A healthy financial plan that is goals-based and includes tax planning before tax preparation can have a significant impact on your long-term wealth after taxes. It is important to work with professionals or teams that are able to combine tax planning, investment and tax planning.
Converting from a traditional IRA into a Roth IRA can be taxable. Roth IRAs allow for tax-free withdrawals of taxable contributions. A Roth IRA must have been in existence for at least five years. The distribution must occur after age 59 1/2, death, disability or first home purchase. State taxes may apply to Roth IRA distributions, depending on the state law where you live.
Tax Aware Investing is not just for the seasoned tax professional or financial planner.
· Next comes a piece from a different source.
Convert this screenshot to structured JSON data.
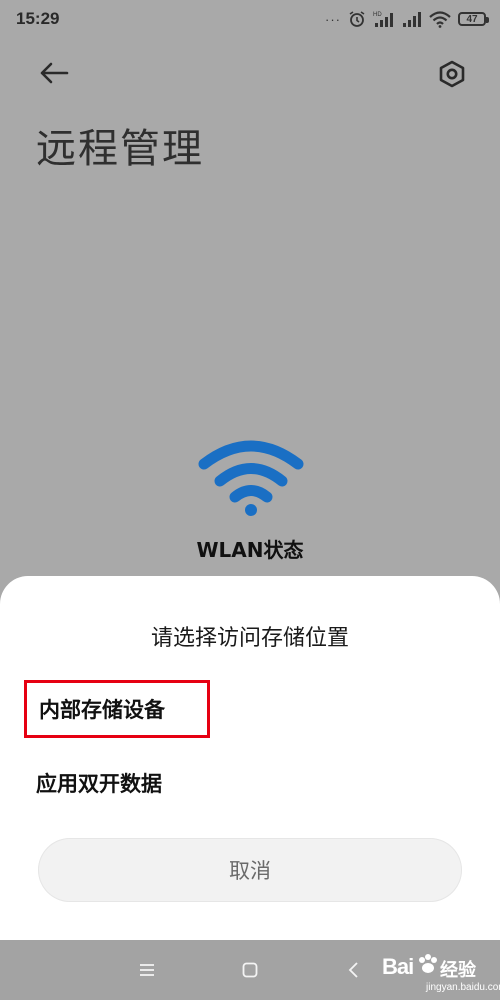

It is something that can be done on your own, and with a little bit of research, you can be well on your way to developing a tax-savvy financial plan that will help you reach your financial goals.
Remember, it is not enough just to know what you’re doing is right. You must keep your plan flexible as life and financial circumstances change. Whether you are working to build assets or protect against future inflation, using tax-savvy investing to your advantage can help you get closer to meeting your financial goals.
It is important to remember that tax planning is only part of the equation. Although it can help you save money now, it is even more important to create a long-term financial plan that will help you achieve your goals in the future.
The best investment strategies are based around a long-term financial plan that takes into account taxes, inflation, and any potential retirement or life changes. Any investment strategy, such as investing to avoid taxes, will not work unless it is combined with a long-term financial plan that is flexible enough to keep up with life’s changes.